Australia Increases Permanent Migration Visas To End Talent Crunch
Australia will increase its permanent immigration numbers by 35,000 to 195,000 in the current financial year as it looks to shift its focus toward long-term migrants, bringing some relief for businesses battling widespread staff shortages.
Australia closed its borders for about two years during the height of the COVID-19 pandemic but those strict rules and an exodus of holiday workers and foreign students left businesses struggling to find staff and keep their businesses afloat.
"COVID is presenting us, on a platter, with a chance to reform our immigration system that we will never get back again. I want us to take that chance," Home Affairs Minister Clare O'Neil told a government jobs summit on Friday.
"Based on projections, this could mean thousands more nurses settling in the country this year, thousands more engineers."
Australia's unemployment rate is now at a near 50-year-low of 3.4 per cent but soaring inflation means real wages are down.
Businesses have been urging the government to raise the cap on annual immigration from 160,000, prompting it to make temporary changes to fill the labour gap.
The recently elected centre-left Labor government convened the two-day summit in Canberra, the national capital, inviting business groups and unions to help find solutions to key economic challenges.

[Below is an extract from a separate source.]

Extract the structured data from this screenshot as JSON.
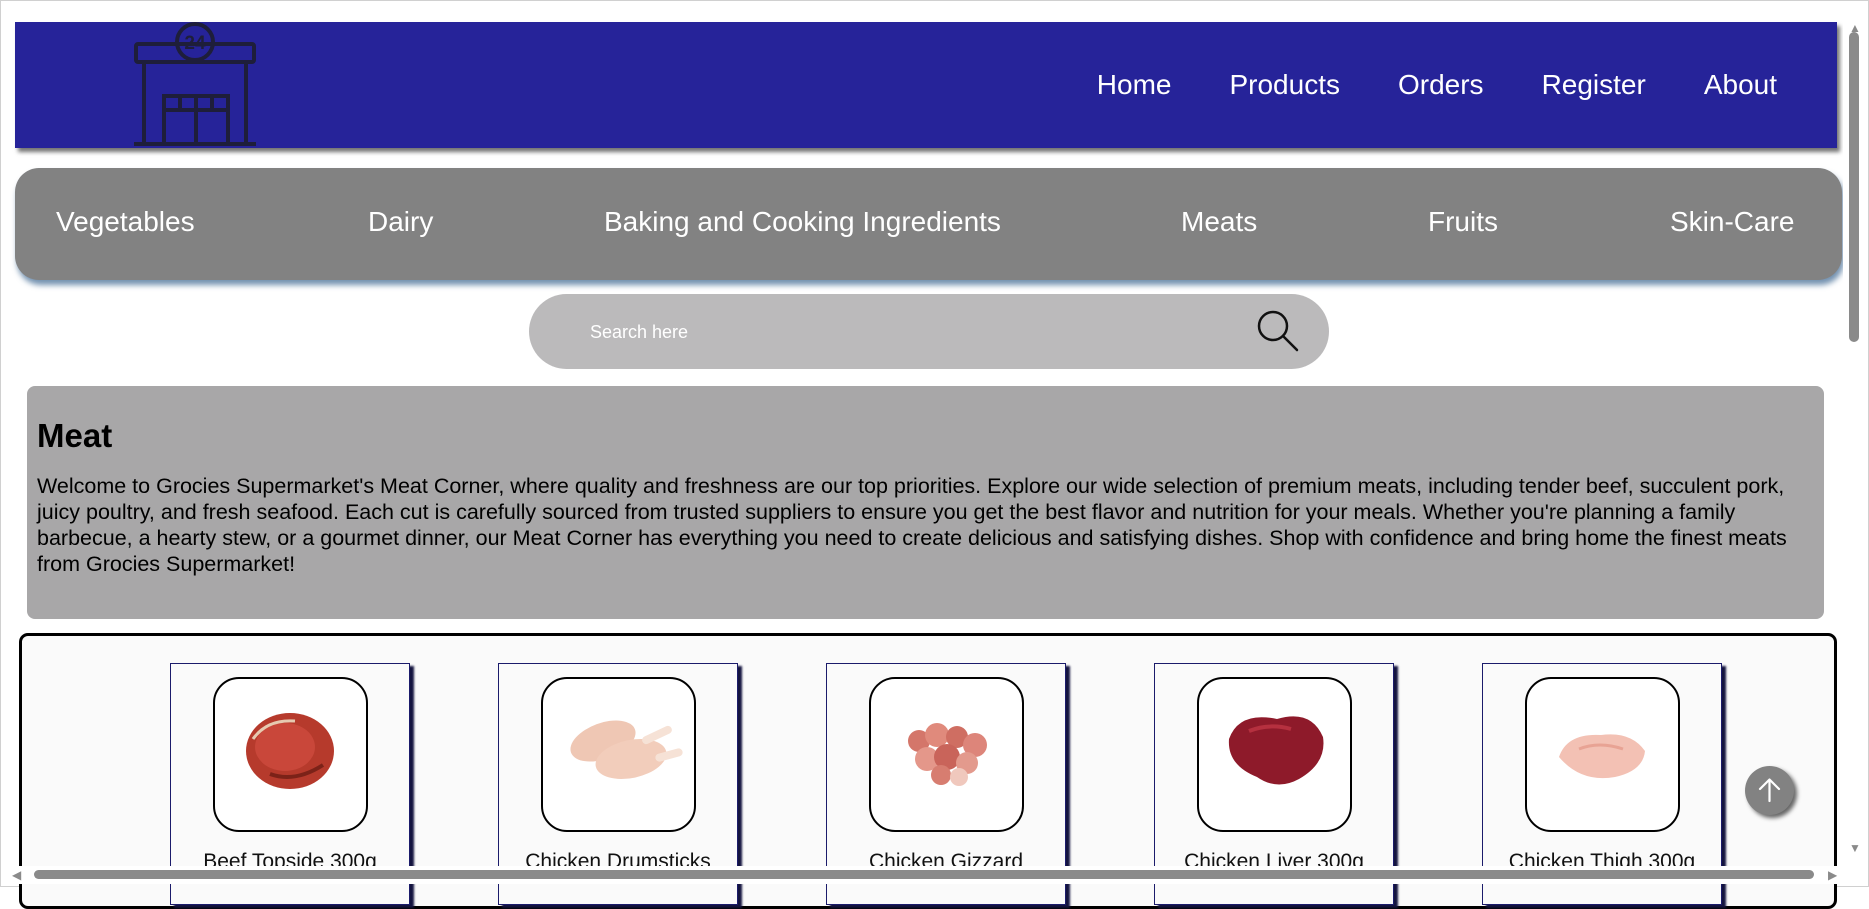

Australia has been competing with other developed economies to lure more skilled employees from overseas with many countries looking to ease immigration rules.
But a blowout in visa processing times in Australia has left about a million prospective workers stuck in limbo, worsening the staff shortage crisis.
"We understand that when people wait and wait, the uncertainty can become unmanageable," Immigration Minister Andrew Giles told the summit. "This is not good enough, and reflects a visa system that has been in crisis."
In a bid to speed up visa processing, Mr Giles said the government will spend A$36.1 million ($25 million) to beef up its staff capacity by 500 people for the next nine months.